Technical Report

Executive Summary

This project builds a custom dataset using the National Park Service (NPS) API by combining parks, alerts, and campground data into a unified dataset. The goal is to explore how park amenities relate to operational complexity across National Park Service sites.

The final dataset contains 474 park units and includes engineered features such as number of activities, alerts, and campgrounds. Analysis suggests a weak positive relationship between amenities and operational complexity.


Motivation

The National Park Service manages a wide range of park units that vary significantly in size, infrastructure, and usage. Understanding how park features relate to operational demands can provide insight into how resources are distributed and managed.

Rather than using a pre-existing dataset, this project builds a dataset from scratch to allow full control over feature selection and data structure.


Data Collection

Data was collected from the National Park Service API using three endpoints:

  • Parks
  • Alerts
  • Campgrounds

Each endpoint provides different information about park units. Data was retrieved using Python and stored as raw CSV files.


Methodology

Data Acquisition

API requests were made using the requests library. Each endpoint returned JSON data, which was converted into pandas DataFrames.
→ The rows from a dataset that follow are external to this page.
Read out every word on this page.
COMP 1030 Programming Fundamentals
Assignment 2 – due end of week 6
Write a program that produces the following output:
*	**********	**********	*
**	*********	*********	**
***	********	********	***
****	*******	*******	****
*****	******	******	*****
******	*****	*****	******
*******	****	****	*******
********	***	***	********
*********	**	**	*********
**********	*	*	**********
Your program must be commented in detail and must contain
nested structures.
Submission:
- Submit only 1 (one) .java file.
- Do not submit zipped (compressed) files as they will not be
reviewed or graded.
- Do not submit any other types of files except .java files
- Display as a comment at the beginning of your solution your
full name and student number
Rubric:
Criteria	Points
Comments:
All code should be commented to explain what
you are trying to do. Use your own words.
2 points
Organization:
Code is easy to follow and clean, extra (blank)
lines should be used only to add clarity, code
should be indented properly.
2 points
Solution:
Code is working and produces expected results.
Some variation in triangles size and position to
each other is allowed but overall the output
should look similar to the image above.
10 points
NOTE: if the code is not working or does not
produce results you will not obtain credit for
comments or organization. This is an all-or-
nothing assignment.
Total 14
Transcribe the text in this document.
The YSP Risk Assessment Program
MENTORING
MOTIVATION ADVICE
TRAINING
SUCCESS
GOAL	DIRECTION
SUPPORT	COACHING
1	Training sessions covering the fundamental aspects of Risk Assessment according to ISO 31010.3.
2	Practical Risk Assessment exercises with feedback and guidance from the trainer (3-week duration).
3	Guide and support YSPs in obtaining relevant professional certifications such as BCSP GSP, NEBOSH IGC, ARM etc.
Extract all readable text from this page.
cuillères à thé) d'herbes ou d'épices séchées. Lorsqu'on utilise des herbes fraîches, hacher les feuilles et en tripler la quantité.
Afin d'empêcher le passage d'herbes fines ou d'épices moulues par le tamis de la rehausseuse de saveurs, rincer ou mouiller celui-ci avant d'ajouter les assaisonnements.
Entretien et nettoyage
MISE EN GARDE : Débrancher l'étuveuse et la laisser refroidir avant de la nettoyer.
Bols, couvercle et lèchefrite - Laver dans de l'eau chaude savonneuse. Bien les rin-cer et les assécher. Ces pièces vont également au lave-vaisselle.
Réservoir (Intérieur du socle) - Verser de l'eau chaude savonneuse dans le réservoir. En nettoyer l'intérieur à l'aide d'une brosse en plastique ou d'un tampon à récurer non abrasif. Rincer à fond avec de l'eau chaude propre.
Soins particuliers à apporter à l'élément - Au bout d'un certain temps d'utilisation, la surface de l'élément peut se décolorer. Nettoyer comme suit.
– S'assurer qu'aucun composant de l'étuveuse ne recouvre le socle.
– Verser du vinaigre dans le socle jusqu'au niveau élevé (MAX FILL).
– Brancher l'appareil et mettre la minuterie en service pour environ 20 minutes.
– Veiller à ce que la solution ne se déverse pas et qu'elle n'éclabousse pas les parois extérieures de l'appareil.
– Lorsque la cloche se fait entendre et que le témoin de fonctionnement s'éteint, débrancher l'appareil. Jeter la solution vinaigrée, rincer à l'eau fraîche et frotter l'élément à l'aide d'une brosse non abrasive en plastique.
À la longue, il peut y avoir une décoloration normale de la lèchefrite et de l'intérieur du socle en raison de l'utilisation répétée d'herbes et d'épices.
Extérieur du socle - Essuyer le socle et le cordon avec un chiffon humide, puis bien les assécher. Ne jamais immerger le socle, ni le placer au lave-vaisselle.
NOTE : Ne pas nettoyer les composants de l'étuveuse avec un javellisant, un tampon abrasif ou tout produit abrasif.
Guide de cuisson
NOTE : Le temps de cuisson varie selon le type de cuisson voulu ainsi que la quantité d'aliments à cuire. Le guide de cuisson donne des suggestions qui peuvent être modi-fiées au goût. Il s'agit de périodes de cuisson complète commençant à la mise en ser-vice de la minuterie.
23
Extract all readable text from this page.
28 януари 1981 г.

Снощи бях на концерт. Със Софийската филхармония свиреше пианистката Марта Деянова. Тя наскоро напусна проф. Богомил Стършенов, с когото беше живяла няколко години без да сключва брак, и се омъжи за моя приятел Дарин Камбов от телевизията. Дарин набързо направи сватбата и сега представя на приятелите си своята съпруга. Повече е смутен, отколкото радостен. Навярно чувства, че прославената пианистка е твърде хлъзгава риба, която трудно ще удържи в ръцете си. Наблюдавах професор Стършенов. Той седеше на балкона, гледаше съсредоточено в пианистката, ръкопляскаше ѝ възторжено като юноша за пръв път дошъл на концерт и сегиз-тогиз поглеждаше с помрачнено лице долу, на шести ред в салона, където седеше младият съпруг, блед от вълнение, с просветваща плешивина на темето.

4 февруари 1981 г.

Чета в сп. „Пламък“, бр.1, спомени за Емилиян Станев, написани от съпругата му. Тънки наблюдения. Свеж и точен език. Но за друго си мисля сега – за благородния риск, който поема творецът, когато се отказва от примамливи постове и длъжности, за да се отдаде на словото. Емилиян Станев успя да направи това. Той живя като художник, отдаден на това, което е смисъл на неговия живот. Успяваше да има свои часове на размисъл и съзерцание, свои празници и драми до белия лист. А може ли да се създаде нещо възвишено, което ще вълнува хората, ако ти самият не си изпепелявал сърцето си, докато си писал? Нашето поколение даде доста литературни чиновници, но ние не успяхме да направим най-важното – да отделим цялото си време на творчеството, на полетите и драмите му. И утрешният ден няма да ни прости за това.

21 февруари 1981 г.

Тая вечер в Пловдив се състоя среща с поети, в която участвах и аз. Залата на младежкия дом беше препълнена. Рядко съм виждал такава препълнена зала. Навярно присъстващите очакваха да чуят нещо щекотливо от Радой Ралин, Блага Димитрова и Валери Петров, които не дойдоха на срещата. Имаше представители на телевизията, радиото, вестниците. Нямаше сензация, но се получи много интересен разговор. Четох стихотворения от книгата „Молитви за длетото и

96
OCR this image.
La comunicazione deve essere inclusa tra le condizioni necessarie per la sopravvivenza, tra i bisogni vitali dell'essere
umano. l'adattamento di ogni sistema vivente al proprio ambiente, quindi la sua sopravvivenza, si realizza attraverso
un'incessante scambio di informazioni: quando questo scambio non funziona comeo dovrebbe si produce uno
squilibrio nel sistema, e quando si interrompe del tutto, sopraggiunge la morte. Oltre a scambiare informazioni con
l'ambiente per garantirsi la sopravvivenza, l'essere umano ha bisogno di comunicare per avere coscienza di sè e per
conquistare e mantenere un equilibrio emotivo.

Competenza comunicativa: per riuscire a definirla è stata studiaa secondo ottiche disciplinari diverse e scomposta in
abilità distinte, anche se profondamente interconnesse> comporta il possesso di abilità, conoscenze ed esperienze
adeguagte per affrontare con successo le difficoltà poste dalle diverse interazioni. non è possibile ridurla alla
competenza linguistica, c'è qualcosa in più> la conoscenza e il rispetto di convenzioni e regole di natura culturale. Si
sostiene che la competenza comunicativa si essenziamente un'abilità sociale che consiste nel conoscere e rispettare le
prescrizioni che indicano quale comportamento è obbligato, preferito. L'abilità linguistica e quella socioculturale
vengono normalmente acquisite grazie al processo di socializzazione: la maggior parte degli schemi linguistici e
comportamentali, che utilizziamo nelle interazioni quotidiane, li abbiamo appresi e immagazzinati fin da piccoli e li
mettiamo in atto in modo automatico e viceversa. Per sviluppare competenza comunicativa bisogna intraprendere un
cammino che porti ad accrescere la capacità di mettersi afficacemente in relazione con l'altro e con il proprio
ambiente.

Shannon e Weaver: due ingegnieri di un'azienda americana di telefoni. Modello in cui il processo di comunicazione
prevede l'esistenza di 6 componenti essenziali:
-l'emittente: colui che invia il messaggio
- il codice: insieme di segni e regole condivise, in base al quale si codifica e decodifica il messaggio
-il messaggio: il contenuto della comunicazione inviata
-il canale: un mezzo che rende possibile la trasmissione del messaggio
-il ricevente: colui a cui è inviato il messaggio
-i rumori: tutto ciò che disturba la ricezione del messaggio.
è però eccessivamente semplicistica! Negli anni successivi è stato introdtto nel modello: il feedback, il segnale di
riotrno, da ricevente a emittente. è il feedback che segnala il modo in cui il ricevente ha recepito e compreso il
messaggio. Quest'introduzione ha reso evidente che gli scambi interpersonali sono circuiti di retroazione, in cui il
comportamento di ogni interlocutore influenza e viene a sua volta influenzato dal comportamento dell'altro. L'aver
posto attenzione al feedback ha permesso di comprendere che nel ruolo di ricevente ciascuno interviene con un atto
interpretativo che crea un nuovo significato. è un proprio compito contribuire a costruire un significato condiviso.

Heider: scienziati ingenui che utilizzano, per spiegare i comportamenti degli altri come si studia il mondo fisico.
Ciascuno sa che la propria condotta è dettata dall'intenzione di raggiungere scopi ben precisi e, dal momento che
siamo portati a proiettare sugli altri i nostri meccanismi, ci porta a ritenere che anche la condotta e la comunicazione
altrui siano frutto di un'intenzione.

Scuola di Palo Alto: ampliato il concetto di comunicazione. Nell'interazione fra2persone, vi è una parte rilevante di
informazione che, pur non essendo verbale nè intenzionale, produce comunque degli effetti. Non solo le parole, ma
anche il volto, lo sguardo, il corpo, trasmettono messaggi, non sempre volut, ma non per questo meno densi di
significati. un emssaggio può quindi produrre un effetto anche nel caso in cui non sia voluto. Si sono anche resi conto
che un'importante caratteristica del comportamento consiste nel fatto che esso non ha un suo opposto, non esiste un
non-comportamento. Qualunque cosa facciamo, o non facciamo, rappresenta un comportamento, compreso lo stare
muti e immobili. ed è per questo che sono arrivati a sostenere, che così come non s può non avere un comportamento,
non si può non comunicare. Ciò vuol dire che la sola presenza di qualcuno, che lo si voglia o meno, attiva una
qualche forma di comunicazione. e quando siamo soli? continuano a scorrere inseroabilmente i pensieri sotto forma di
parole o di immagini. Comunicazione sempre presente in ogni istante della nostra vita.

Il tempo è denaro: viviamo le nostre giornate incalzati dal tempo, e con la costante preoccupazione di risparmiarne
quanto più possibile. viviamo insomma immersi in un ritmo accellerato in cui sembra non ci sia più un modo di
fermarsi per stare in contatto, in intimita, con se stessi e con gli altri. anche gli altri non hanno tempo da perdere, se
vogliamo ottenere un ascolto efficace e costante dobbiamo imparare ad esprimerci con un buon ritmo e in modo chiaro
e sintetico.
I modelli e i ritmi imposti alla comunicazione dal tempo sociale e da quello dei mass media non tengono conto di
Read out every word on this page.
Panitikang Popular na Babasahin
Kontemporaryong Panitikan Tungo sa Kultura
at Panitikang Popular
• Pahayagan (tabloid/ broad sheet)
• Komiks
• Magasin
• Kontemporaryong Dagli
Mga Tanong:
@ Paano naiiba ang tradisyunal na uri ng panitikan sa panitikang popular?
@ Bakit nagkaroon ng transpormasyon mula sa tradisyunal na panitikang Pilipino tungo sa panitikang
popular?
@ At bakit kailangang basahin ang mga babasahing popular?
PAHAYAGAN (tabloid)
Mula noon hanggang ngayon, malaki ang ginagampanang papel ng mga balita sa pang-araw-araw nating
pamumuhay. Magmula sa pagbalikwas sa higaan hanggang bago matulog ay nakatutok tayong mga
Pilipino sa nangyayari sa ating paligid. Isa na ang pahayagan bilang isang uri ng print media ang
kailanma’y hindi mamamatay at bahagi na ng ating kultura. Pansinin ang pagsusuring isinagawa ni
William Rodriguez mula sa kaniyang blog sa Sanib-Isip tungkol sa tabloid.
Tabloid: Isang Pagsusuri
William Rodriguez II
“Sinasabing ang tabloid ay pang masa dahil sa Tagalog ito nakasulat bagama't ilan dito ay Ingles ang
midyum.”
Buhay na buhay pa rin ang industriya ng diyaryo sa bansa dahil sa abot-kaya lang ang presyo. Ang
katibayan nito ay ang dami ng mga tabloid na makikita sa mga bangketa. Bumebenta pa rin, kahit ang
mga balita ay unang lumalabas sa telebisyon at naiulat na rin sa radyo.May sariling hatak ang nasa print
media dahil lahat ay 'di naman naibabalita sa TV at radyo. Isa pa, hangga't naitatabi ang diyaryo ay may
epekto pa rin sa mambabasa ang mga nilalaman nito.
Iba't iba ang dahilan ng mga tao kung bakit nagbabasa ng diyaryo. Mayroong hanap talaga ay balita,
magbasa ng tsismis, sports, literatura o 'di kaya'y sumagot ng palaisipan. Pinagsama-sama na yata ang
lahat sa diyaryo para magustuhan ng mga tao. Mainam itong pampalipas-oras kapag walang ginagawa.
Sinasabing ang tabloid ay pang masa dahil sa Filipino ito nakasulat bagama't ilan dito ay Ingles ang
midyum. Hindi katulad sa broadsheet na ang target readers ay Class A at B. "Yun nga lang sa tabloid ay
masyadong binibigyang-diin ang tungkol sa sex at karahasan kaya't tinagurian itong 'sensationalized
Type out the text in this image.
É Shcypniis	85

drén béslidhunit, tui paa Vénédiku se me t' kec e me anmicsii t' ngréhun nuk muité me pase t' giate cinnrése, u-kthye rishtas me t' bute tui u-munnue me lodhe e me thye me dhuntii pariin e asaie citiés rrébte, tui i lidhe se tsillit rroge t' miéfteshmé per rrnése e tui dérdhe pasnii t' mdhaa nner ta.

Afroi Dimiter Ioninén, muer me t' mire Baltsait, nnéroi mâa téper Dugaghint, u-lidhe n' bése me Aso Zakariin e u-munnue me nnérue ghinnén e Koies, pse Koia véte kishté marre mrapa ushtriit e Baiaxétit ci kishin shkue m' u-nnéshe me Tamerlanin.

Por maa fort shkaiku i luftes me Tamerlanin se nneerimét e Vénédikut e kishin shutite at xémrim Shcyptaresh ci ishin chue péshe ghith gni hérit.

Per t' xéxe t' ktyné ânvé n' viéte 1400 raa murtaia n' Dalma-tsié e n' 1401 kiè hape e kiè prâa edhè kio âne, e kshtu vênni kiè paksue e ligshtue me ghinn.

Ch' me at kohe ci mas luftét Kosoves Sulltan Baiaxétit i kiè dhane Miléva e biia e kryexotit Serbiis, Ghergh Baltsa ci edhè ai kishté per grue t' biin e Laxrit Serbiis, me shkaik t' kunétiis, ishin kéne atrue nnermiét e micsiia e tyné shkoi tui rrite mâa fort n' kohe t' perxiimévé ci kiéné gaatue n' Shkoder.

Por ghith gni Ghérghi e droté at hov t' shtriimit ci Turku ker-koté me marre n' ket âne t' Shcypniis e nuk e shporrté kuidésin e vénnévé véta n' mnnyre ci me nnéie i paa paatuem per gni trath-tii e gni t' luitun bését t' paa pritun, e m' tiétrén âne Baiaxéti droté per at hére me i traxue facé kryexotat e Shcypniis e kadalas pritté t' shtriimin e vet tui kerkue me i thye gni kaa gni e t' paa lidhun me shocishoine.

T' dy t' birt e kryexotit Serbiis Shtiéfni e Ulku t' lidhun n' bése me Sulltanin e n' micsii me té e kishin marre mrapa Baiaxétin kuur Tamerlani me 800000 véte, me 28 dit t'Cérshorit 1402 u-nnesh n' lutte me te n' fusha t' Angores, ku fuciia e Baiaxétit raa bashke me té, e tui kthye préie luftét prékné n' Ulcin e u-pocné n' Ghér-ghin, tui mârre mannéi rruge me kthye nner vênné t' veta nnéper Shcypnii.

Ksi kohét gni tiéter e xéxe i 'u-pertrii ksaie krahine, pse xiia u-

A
The parks dataset served as the base dataset, while alerts and campgrounds were merged using park codes.

Data Cleaning

Key cleaning steps included:

  • Removing missing values
  • Standardizing column names
  • Converting data types
  • Selecting relevant variables

Feature Engineering

New variables were created to support analysis:

  • description_length: length of park description
  • num_activities: number of listed activities
  • num_alerts: number of alerts per park
  • num_campgrounds: number of campgrounds per park

Analysis

The primary question explored is the relationship between:

  • Amenities (activities and campgrounds)
  • Operational complexity (alerts)

A scatterplot of activities versus alerts shows that most parks have low alert counts regardless of activity level. However, parks with more activities tend to have slightly higher alert counts.

A simple linear trend line suggests a weak positive relationship.


Key Findings

  • Most parks have low numbers of alerts
  • There is only a weak relationship between amenities and alerts
  • Parks with more infrastructure tend to show slightly higher operational complexity

Limitations

  • The dataset is a snapshot in time and does not update automatically
  • Alerts and campgrounds were limited to 500 records
  • Park units vary widely in type and scale, which affects comparisons

Reproducibility

The full workflow can be reproduced using scripts in the src/ directory:

  • get_parks.py
  • get_alerts.py
  • get_campgrounds.py
  • clean_parks.py
  • merge_alerts.py
  • merge_campgrounds.py

The final dataset is stored at:

data/processed/parks_final.csv

Conclusion

This project demonstrates a full data science workflow, from data collection to deployment. It highlights how API data can be transformed into a structured dataset and used to explore meaningful relationships between real-world variables.